Photo courtesy of junior and reporter Mia Clifford

  COVID-19 has socially plagued our society. With just a short walk down the halls of San Luis Obispo High School, you will see students glued to their phones. Uninterested in the world around them, students have evolved into restless zombies, lacking basic communication skills. 

  Checking their phones for a new notification has become a tempting and necessary fix, something many students feel they can’t live without. Students who rely on their phones have been sucked deeply into an alternate reality. The lines between real life and online satisfaction are becoming blurred. Is there a way to separate these two worlds before it’s too late?

  95 percent of teens in the United States own or have access to a smartphone. There is a direct correlation between mental well being and excessive phone use. 

  Psychology teacher Chad Timm remarks on his thoughts regarding the impacts of technology on students.

  “It is very difficult for the adolescent brain to turn down the volume on the idea of everyone. ‘What is everyone thinking? What is everyone doing? What does everyone think of me? What is everyone expecting me to do?’. I think that social media manipulates that. It hooks you with that idea of everyone and drags you back again and again to social media,” said Timm. 

  Many students are conscious of the impact social media and phone usage has on their life, and are actively trying to reduce it. 

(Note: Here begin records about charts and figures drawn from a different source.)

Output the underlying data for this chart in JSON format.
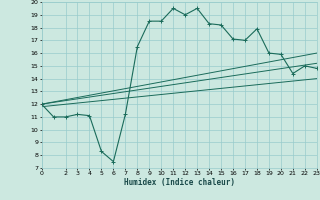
{
  "title": "",
  "xlabel": "Humidex (Indice chaleur)",
  "bg_color": "#cce8e0",
  "grid_color": "#99cccc",
  "line_color": "#1a6b5a",
  "ylim": [
    7,
    20
  ],
  "xlim": [
    0,
    23
  ],
  "yticks": [
    7,
    8,
    9,
    10,
    11,
    12,
    13,
    14,
    15,
    16,
    17,
    18,
    19,
    20
  ],
  "xticks": [
    0,
    2,
    3,
    4,
    5,
    6,
    7,
    8,
    9,
    10,
    11,
    12,
    13,
    14,
    15,
    16,
    17,
    18,
    19,
    20,
    21,
    22,
    23
  ],
  "main_series": [
    [
      0,
      12
    ],
    [
      1,
      11
    ],
    [
      2,
      11
    ],
    [
      3,
      11.2
    ],
    [
      4,
      11.1
    ],
    [
      5,
      8.3
    ],
    [
      6,
      7.5
    ],
    [
      7,
      11.2
    ],
    [
      8,
      16.5
    ],
    [
      9,
      18.5
    ],
    [
      10,
      18.5
    ],
    [
      11,
      19.5
    ],
    [
      12,
      19.0
    ],
    [
      13,
      19.5
    ],
    [
      14,
      18.3
    ],
    [
      15,
      18.2
    ],
    [
      16,
      17.1
    ],
    [
      17,
      17.0
    ],
    [
      18,
      17.9
    ],
    [
      19,
      16.0
    ],
    [
      20,
      15.9
    ],
    [
      21,
      14.4
    ],
    [
      22,
      15.0
    ],
    [
      23,
      14.8
    ]
  ],
  "line1": [
    [
      0,
      12.0
    ],
    [
      23,
      16.0
    ]
  ],
  "line2": [
    [
      0,
      12.0
    ],
    [
      23,
      15.2
    ]
  ],
  "line3": [
    [
      0,
      11.8
    ],
    [
      23,
      14.0
    ]
  ]
}
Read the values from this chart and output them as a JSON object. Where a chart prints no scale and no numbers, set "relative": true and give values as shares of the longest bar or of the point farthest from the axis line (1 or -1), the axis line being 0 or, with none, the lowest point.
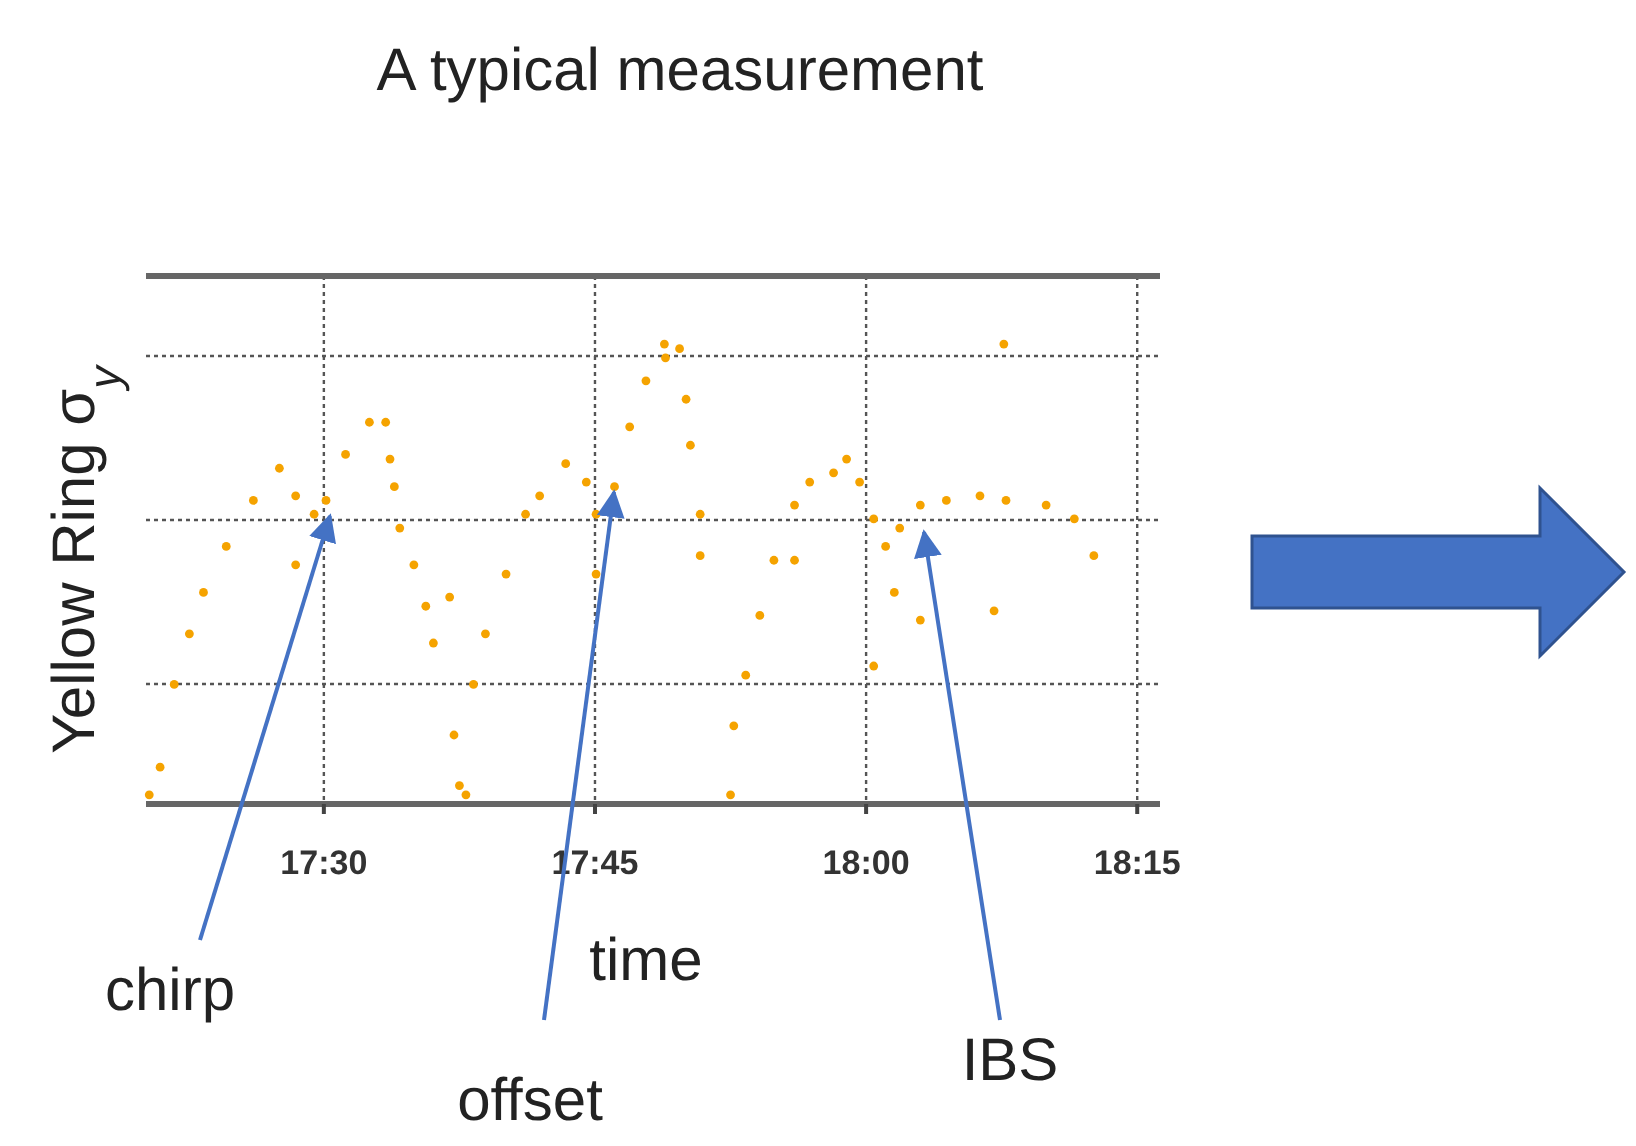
{
  "chart_data": {
    "type": "scatter",
    "title": "A typical measurement",
    "ylabel": "Yellow Ring σ$_{y}$",
    "relative": true,
    "grid": true,
    "marker": "circle",
    "xlim": [
      17.336,
      18.271
    ],
    "xticks": [
      {
        "value": 17.5,
        "label": "17:30"
      },
      {
        "value": 17.75,
        "label": "17:45"
      },
      {
        "value": 18,
        "label": "18:00"
      },
      {
        "value": 18.25,
        "label": "18:15"
      }
    ],
    "series": [
      {
        "color": "#f5a300",
        "x": [
          17.339,
          17.349,
          17.362,
          17.376,
          17.389,
          17.41,
          17.435,
          17.459,
          17.474,
          17.491,
          17.502,
          17.52,
          17.542,
          17.557,
          17.561,
          17.565,
          17.57,
          17.583,
          17.594,
          17.601,
          17.474,
          17.616,
          17.62,
          17.625,
          17.631,
          17.638,
          17.649,
          17.668,
          17.686,
          17.699,
          17.723,
          17.742,
          17.751,
          17.751,
          17.768,
          17.782,
          17.797,
          17.815,
          17.828,
          17.814,
          17.834,
          17.838,
          17.847,
          17.847,
          17.875,
          17.878,
          17.889,
          17.902,
          17.915,
          17.934,
          17.948,
          17.97,
          17.982,
          17.994,
          18.007,
          18.018,
          18.031,
          18.05,
          18.074,
          18.105,
          18.129,
          18.166,
          18.192,
          18.21,
          18.026,
          18.05,
          18.007,
          18.118,
          18.127,
          17.934
        ],
        "values": [
          0.02,
          0.08,
          0.26,
          0.37,
          0.46,
          0.56,
          0.66,
          0.73,
          0.67,
          0.63,
          0.66,
          0.76,
          0.83,
          0.83,
          0.75,
          0.69,
          0.6,
          0.52,
          0.43,
          0.35,
          0.52,
          0.45,
          0.15,
          0.04,
          0.02,
          0.26,
          0.37,
          0.5,
          0.63,
          0.67,
          0.74,
          0.7,
          0.63,
          0.5,
          0.69,
          0.82,
          0.92,
          0.97,
          0.99,
          1.0,
          0.88,
          0.78,
          0.63,
          0.54,
          0.02,
          0.17,
          0.28,
          0.41,
          0.53,
          0.65,
          0.7,
          0.72,
          0.75,
          0.7,
          0.62,
          0.56,
          0.6,
          0.65,
          0.66,
          0.67,
          0.66,
          0.65,
          0.62,
          0.54,
          0.46,
          0.4,
          0.3,
          0.42,
          1.0,
          0.53
        ]
      }
    ],
    "annotations": [
      "chirp",
      "time",
      "offset",
      "IBS"
    ]
  }
}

  “Recently I’ve cut it down a bit. I would say my daily screen time is around four to six hours,” said sophomore Xavier Clements. 

  Similarly, sophomore Samantha Whitehead said that her screen time was around four hours a day. 

  Screen time, specifically social media use, is impacting SLOHS students heavily. Timm gave his psychology students an assignment to reduce or delete their social media, in hopes of observing an increase in well-being, as measured by a survey. 

  “We’re running a psychological experiment. The hypothesis of the experiment was that reducing time spent on social media will result in increased sense of well being. Almost all the groups collected data on well being before the experiment. Then the groups gave up social media or at least reduced it heavily for five days in a row and then took the same survey again on well-being,” said Timm. 

  Clements does not use most social media like Instagram and Snapchat, and spends most of his screen time browsing Youtube. 

  “I don’t use social media. I do text with people quite a lot. But I actually find it easier to talk face to face rather than texting. For an important conversation, I’d rather think about it and then have it face to face because then I can actually get the seriousness of the topic across,” said Clements.

  For SLOHS students who are conscious of the social impacts having a phone entails, imagining life without a device seems undesirable.

  “[Without my phone] I think I’d be a lot less connected with my friends, and I think I would have a lot less to do,” said Clements. 

  For others, they feel that eliminating their phone would improve their well being.

  “If I didn’t have a phone I’d probably do more things and have four hours more of my life everyday” said Whitehead. 

  The data from Timm’s survey stands true. After a week of removing social media, the results were in. 

  “My hypothesis was proven correct by almost all of the groups. Almost all of the group’s data pointed to the fact that there was an increased sense of well-being with less social media. The studies are pretty clear: social media causes reduced self esteem and reduced the overall sense of well-being in teenagers. I would encourage everyone to reduce screen time and particularly time spent on social media” said Timm. 

  SLOHS students have noticed the negative effects that using their phones excessively has on them. They are making choices such as reducing screen time to avoid being impacted.